Cold is relative in the North Country. When the thermometer plunged a couple weeks ago, the record low temperatures were a major news story along the eastern seaboard of North America. The phenomenon was described as a "polar vortex." In Minnesota this kind of weather is called a "normal January." A friend once told me this is the price of five months of paradise. And black flies.
|Temperature in farenheit (same as -31C) on Tuesday morning, January 21st.|
Iron Rangers aren't especially tougher, just a different kind of acclimated. When I lived here more than one person told me they couldn't wait for the unbearable 80 degree days to relent...and for ice fishing. But there is justifiable pride in their own brand of hardiness, casual indifference to the Minneapolis climate--the "banana belt"--and respect for anywhere currently colder than home. In time, my new blood began to thicken too, and before long the winter jacket would open up like maple sap in March. The kids didn't know any different. Shortly after we moved to Ohio, a teacher chastised my son for not wearing his coat on a below-freezing winter day. "Why?" he replied. "It's not cold."
But the North Country is not an unyielding, dreary grey in winter. Snowy days are punctuated regularly with crystal clear skies. A sunny, -30 degree day where the ice crystals dance like falling glitter in the still, freeze-dried air is surprisingly comfortable if you're dressed appropriately. I wouldn't trade it for wet and just-above-freezing in New York or Cleveland. But add a stiff, predawn wind, and you won't stay outside for long. I recall driving up to the Hibbing Taconite mine many dark winter mornings and seeing the telltale cloud of steam blowing sideways from the pellet plant, illuminated in the facility lights like the breath of a cold industrial dragon. I'd get out of my car for the 200 yard gauntlet between my normal spot in the lot and the mine's office. The first dozen steps I'd think, "This isn't so bad." A dozen more I'd relent, "It's a little brisk," and walk more determinedly. After a few more strides, I'd begin to run.

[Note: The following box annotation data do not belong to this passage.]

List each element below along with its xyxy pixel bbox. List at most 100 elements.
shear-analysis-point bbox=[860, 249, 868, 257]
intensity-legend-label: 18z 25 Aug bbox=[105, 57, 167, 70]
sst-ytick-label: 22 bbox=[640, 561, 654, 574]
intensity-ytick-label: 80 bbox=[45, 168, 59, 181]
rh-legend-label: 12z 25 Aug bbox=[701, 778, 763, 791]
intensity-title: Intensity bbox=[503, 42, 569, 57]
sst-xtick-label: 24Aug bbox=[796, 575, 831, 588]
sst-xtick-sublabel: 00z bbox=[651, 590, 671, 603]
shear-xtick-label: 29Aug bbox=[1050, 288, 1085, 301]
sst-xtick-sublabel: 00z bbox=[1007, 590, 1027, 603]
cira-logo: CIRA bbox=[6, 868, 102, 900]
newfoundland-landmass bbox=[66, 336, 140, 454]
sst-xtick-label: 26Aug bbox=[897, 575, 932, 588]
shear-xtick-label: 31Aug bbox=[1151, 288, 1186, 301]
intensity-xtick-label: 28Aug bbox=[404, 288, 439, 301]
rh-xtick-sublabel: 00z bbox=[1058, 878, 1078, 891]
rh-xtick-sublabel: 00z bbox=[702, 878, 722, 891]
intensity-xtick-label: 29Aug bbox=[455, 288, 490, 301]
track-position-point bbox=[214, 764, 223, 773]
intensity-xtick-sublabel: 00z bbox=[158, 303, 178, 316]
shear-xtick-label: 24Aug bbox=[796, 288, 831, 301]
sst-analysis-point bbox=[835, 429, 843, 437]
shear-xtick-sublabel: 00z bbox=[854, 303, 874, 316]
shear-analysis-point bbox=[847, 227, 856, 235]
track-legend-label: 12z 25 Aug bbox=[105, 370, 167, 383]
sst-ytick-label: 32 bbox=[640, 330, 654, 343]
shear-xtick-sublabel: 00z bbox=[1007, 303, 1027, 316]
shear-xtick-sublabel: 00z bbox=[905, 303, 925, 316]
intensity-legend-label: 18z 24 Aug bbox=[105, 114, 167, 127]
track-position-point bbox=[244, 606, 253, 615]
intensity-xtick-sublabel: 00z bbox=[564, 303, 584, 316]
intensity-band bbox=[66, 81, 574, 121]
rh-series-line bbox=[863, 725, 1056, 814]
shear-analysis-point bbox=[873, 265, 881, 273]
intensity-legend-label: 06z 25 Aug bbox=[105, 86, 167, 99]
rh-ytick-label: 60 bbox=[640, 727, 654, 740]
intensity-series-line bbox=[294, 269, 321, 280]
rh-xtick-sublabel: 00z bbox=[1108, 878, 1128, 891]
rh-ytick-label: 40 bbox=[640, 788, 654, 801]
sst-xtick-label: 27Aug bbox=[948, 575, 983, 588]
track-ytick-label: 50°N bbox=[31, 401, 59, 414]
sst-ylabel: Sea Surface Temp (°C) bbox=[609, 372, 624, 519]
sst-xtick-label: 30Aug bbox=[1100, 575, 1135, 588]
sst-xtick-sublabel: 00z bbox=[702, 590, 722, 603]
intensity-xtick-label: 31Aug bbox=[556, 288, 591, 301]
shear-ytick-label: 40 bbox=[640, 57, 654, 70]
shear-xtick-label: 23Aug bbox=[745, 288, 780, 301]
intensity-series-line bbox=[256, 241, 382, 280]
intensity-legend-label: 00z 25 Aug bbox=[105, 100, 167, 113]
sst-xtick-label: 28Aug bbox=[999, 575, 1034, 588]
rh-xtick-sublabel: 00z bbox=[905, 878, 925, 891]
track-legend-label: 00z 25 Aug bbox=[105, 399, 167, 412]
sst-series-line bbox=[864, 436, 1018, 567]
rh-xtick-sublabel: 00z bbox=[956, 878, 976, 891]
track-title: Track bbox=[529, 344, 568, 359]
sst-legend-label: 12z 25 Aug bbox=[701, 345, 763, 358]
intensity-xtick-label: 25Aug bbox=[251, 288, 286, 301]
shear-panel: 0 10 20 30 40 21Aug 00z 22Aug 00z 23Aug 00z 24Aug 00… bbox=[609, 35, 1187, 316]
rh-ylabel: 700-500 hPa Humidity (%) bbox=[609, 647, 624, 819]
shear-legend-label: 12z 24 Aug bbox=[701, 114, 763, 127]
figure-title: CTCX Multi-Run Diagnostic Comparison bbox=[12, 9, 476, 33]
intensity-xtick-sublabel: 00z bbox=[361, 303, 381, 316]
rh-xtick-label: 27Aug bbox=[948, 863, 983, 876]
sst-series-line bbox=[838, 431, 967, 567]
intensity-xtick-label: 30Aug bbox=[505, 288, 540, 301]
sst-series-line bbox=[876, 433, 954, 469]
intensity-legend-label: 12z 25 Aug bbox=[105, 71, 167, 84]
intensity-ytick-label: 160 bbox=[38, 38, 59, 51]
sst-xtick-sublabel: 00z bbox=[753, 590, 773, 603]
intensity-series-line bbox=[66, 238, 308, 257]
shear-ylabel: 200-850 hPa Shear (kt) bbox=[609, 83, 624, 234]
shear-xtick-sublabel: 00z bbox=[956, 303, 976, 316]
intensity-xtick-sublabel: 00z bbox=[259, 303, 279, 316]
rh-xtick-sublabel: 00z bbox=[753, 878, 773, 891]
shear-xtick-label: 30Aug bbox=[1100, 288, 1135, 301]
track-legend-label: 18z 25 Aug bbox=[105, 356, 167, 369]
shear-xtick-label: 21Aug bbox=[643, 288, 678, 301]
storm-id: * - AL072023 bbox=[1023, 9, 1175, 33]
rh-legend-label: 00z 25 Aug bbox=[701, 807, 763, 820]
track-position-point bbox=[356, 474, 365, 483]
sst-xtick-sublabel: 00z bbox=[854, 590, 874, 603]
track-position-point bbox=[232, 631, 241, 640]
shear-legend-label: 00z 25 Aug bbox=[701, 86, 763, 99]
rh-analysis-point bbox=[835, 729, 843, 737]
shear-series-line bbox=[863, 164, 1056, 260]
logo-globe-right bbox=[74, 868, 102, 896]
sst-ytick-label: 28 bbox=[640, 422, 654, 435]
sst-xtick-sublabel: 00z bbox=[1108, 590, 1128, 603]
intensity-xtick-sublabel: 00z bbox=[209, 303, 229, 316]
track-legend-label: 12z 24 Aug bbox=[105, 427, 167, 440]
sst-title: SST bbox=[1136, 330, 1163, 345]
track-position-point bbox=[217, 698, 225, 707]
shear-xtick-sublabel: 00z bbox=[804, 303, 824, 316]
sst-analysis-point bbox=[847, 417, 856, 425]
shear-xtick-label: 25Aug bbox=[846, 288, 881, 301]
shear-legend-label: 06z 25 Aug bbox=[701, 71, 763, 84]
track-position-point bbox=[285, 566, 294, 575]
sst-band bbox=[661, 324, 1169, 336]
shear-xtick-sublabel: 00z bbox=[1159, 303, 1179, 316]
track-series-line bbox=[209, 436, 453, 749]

And that's the secret to thriving in the North Country winter and not just surviving--movement. Whether by skate, ski or Ski-doo, you have to embrace the environment and live in it.
The weather can be harder on machines than people. The brittling cold stresses some steel to the breaking point. If you don't have a block heater or a reliable battery, it's not always a bad idea to keep the car running through a shopping trip or an entire work shift. Some cars aren't resurrected until spring. But if the back door opens wide in Minnesota during a winter nap, a person tends to wake up immediately.
This morning it is -24ºF (-31ºC), and I am reliving my past in northeastern Minnesota on business. But, I am no longer used to it. I take a couple deep breaths and feel the shock of fresh cold air burn my nostrils. Time to run.